Exploiting LecRKs for crop resistance

LecRKs have several features that make them attractive as potential resistance components. They form a vast and diverse gene family, several of which confer broad-spectrum disease resistance. Another advantage is that LecRKs retain their function in plant immunity after interfamily transfer in a similar way as demonstrated for the LRR-RLK EFR [35]. This was shown for 3 Arabidopsis LecRKs when ectopically expressed in solanaceous plants [22,36,37]. As such, LecRKs have the potential to be introduced into distantly related species to increase disease resistance. A disadvantage, however, is that LecRK-mediated resistance is relatively mild in comparison to strain-specific resistance governed by intracellular NLR resistance proteins. Resistance can be enhanced by boosting LecRK expression, but caveats are pleiotropic effects on plant fitness [36,37]. For instance, ectopic expression of LecRK-IX.1 can induce cell death. Fortunately, cell death in this case could be uncoupled from its resistance function [30,37], and this opens possibilities to minimize cell death without losing LecRK-mediated resistance. Exploiting LecRKs to improve crop resistance is within reach, especially when taking advantage of high throughput screening of TILLING populations or gene-editing tools such as CRISPR/Cas9. LecRKs can be used as a novel resource of cell surface receptors to boost immunity, and pyramiding LecRKs with classical intracellular NLRs may lead to a broader and more durable disease resistance.

Open questions

Our current understanding of how LecRKs function in plant defense is in its infancy, with many questions unanswered. Because LecRKs are largely diverse, they might recognize a variety of invasion patterns. Can the thus far detected immunogenic ligands be extrapolated to other LecRKs? Are there ligands that are specific for the lineage-specific LecRKs? Are other Arabidopsis LecRKs, besides LecRK-I.9, sensing eATP and RGD? And what is the eATP receptor in plants that lack clade I LecRKs?

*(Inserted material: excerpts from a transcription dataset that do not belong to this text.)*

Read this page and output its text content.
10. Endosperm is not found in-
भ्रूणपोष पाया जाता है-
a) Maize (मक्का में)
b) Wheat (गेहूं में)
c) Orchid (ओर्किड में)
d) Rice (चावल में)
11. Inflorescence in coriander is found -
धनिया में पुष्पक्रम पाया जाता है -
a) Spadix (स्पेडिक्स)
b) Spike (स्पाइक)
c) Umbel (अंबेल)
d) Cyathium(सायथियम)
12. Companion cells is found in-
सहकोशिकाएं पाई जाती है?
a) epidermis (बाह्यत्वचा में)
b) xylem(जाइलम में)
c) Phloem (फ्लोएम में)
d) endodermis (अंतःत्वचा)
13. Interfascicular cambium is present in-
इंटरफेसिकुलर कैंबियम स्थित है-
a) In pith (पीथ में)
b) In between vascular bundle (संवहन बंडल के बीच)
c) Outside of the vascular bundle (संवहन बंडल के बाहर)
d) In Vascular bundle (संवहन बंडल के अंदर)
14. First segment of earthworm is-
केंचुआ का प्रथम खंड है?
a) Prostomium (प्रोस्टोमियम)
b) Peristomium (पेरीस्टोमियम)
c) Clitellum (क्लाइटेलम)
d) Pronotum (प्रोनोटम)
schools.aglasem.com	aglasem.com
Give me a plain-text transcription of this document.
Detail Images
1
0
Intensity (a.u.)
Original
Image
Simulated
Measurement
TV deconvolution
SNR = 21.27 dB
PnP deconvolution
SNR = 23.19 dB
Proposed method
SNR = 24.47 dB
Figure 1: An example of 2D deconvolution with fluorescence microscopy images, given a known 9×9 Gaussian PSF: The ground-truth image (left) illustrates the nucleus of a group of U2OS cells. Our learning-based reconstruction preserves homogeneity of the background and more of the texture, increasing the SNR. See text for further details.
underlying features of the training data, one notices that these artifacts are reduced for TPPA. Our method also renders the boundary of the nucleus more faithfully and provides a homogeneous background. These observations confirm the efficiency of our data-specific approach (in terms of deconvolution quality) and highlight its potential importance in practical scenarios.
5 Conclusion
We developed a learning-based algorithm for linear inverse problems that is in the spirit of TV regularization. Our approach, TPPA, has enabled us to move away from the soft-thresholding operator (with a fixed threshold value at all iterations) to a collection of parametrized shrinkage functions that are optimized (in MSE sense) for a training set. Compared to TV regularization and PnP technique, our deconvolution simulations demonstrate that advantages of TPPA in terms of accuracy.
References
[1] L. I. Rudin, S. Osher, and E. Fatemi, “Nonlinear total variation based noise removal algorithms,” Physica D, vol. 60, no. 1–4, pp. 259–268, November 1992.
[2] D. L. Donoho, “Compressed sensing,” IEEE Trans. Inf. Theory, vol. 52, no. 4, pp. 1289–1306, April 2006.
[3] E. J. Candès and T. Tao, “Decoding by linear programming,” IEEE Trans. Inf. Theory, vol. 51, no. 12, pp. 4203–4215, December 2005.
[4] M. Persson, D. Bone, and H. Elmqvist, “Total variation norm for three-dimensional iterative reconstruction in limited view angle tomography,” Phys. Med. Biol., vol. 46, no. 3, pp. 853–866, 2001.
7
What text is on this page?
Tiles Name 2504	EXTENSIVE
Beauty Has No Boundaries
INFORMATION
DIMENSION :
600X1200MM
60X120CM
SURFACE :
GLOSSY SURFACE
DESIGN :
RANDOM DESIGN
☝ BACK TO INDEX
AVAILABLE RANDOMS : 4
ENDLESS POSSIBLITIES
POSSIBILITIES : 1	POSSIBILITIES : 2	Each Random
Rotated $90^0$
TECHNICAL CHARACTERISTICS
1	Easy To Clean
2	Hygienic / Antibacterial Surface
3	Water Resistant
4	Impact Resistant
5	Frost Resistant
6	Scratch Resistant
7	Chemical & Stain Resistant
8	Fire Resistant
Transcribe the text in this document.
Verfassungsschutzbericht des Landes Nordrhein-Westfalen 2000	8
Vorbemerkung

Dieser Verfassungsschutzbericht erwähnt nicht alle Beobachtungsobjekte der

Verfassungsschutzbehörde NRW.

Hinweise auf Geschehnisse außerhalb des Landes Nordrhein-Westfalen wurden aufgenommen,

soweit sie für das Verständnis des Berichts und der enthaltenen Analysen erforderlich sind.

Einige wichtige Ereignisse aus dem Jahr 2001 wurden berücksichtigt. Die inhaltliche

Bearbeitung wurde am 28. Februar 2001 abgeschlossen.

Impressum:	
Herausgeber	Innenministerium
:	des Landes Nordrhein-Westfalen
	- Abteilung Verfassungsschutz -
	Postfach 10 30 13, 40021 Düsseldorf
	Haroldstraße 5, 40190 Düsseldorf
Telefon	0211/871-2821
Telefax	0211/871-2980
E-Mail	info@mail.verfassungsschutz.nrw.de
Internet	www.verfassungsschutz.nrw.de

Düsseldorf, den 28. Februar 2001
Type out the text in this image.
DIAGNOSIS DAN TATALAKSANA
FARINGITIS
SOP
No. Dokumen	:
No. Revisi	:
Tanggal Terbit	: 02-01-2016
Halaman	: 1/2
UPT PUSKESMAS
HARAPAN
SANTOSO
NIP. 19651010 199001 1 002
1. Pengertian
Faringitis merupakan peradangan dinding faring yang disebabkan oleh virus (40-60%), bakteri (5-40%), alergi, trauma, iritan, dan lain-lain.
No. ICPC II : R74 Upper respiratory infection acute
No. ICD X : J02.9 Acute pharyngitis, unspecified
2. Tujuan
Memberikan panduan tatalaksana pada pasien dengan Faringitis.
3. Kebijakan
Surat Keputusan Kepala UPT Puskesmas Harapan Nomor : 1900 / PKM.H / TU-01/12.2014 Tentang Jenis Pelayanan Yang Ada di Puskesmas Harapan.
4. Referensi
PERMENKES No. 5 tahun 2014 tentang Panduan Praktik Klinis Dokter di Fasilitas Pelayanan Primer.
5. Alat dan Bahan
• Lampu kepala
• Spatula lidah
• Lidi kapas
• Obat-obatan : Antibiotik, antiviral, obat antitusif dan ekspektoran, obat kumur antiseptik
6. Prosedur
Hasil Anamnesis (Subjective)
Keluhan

The fact that LecRK-I.9 binds both RGD and eATP brings into question how these 2 processes are regulated. In this respect, it is of note that the mammalian eATP receptor P2Y2 functions through interaction via its RGD motif with integrins that mediate cell integrity [38]. What type of components interact with the kinase domain of LecRKs? It remains elusive which components reside within LecRK signaling complexes. What is the role, if any, of common signaling partners, such as BAK1 and BIK1, and what is phosphorylated by LecRKs? It is also important to understand how microbial pathogens deal with LecRK-mediated immunity. Can pathogens compete via effectors for ligand binding to interfere with LecRK-mediated defense, or do they employ effectors that target LecRKs for degradation to promote host colonization? It is envisioned that integration of genetic, biochemical, and phylogenomics approaches will allow us to answer the abovementioned questions and support future resistance breeding.


We thank Francine Govers for constructive input on the manuscript and helpful suggestions, and we apologize to colleagues whose studies were not cited due to manuscript restrictions.